Supporters, like Regan Vaughan, advocacy director for Catholic Charities of Baltimore, told lawmakers during hearings that families desperately need help when illness or other issues will not allow them to work, and it would also help small businesses.
“This bill could help the small business owner who feels helpless to financially support an employee who has had to take time during her battle with cancer,” Vaughan said at the hearing. “This bill could help a mom who recently had to hide in a storage closet at her place of employment to participate in family therapy with her child, who was hospitalized for psychiatric reasons.”
Under the bill sponsored by Hayes and Valderrama, a Maryland worker earning an average weekly wage of around $1,080 would contribute $3.62 per week, Hayes said during the hearing in the Senate Finance Committee in early February.
As proposed, the Maryland Department of Labor would collect the money and approve paid leave once an employee submits a claim. Starting the program would cost the state around $21 million, but Wilson said during his committee’s hearing it would not be borne by the state because the money will be paid back once the fund becomes self-sustaining from the contributions, which would start next year.
The Howard County Chamber of Commerce also opposes the bill as written, spokesperson Christopher Costello said.
Costello said the measure should make it clear that workers cannot take more than 12 weeks of total leave, and that the state insurance would run concurrently with the federal unpaid leave.

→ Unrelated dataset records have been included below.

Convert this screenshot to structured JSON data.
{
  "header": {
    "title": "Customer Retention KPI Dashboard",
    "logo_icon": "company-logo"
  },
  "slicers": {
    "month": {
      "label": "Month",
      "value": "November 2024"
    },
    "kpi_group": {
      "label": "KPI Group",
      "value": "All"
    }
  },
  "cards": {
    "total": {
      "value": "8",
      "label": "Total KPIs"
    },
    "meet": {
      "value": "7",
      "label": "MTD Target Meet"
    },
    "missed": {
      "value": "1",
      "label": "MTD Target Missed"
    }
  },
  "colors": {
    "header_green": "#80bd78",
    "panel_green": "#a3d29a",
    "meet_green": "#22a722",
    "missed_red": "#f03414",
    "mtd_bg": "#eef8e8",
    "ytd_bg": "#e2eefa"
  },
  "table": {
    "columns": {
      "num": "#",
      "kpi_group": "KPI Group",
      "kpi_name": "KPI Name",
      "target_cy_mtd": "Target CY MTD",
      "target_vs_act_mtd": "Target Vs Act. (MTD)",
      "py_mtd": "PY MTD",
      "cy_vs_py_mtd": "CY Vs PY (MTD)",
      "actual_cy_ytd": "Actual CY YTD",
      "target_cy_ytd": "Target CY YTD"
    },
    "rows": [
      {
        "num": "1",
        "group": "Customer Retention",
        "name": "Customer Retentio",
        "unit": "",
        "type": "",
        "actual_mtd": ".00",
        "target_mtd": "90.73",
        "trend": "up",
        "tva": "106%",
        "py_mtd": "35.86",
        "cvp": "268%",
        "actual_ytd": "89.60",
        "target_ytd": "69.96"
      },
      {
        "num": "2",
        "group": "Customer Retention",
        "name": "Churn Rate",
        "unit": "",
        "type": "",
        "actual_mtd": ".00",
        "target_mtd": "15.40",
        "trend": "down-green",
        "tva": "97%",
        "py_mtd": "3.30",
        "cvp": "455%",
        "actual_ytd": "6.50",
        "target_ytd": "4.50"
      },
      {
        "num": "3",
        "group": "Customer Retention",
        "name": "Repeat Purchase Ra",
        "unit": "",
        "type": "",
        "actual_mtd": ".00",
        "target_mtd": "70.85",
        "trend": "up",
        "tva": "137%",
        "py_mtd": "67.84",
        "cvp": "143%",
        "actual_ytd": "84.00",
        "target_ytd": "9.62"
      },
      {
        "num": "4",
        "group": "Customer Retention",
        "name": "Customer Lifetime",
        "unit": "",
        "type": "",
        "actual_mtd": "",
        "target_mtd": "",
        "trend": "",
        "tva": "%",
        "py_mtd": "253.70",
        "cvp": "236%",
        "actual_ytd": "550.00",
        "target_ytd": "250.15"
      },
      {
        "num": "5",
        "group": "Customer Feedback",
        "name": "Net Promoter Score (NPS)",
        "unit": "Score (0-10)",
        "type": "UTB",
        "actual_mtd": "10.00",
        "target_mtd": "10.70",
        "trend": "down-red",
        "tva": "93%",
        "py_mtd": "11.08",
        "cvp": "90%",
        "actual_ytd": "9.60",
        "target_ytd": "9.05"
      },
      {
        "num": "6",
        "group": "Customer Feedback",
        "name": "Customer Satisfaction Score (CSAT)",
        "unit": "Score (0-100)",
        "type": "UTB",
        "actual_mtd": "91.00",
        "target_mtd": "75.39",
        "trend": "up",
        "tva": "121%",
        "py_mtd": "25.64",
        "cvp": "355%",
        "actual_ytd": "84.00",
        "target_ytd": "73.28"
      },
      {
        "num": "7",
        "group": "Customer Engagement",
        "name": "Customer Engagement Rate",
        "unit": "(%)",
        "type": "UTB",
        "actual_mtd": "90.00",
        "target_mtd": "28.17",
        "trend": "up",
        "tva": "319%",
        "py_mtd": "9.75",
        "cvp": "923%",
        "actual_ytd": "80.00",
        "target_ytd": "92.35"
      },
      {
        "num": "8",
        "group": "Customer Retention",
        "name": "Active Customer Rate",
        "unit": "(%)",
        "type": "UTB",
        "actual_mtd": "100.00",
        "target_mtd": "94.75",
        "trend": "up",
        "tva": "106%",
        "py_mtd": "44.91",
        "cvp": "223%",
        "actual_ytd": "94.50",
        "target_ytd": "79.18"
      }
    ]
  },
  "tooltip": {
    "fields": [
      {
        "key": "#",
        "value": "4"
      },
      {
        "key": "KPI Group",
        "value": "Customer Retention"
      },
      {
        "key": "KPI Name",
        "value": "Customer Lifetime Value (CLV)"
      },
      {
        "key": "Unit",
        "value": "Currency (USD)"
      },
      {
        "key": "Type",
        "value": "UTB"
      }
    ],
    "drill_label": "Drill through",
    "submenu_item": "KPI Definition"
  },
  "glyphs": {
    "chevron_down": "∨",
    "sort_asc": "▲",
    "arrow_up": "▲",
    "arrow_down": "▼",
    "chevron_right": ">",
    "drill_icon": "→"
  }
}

Bruce Spencer, the owner of an auto repair shop in Anne Arundel County, also testified against the bill during hearings in the House and Senate committees. Spencer said the biggest issue for him and businesses like his is not paying a percentage of his employees’ salary every week, but finding skilled workers to replace them temporarily.
“We build our labor as a revenue source,” Spencer told legislators. “We have four technicians. You take one out, that is 25% less revenue. The thought of a temporary workforce in a very skilled position is almost nonexistent.”
Matthew Weaver, 43, of Baltimore, knows what it is like to be out of work for a severe medical condition and not have financial support.
During hearings, Weaver told lawmakers he went into debt and was evicted twice when he was unemployed for long periods following surgery three years ago and recovery for ulcerative colitis, an inflammatory bowel disease.
He is now a manager at a Baltimore Zeke’s Coffee shop, a company that supports paid family and medical leave, and he is expecting a second surgery that will require him to take several weeks off to recover this summer.
Although the company wants to support him while he is off work, the owner will not be able to bear the cost alone, he said.
“There’s no way that (the owner) could afford to pay me while I’m not working.”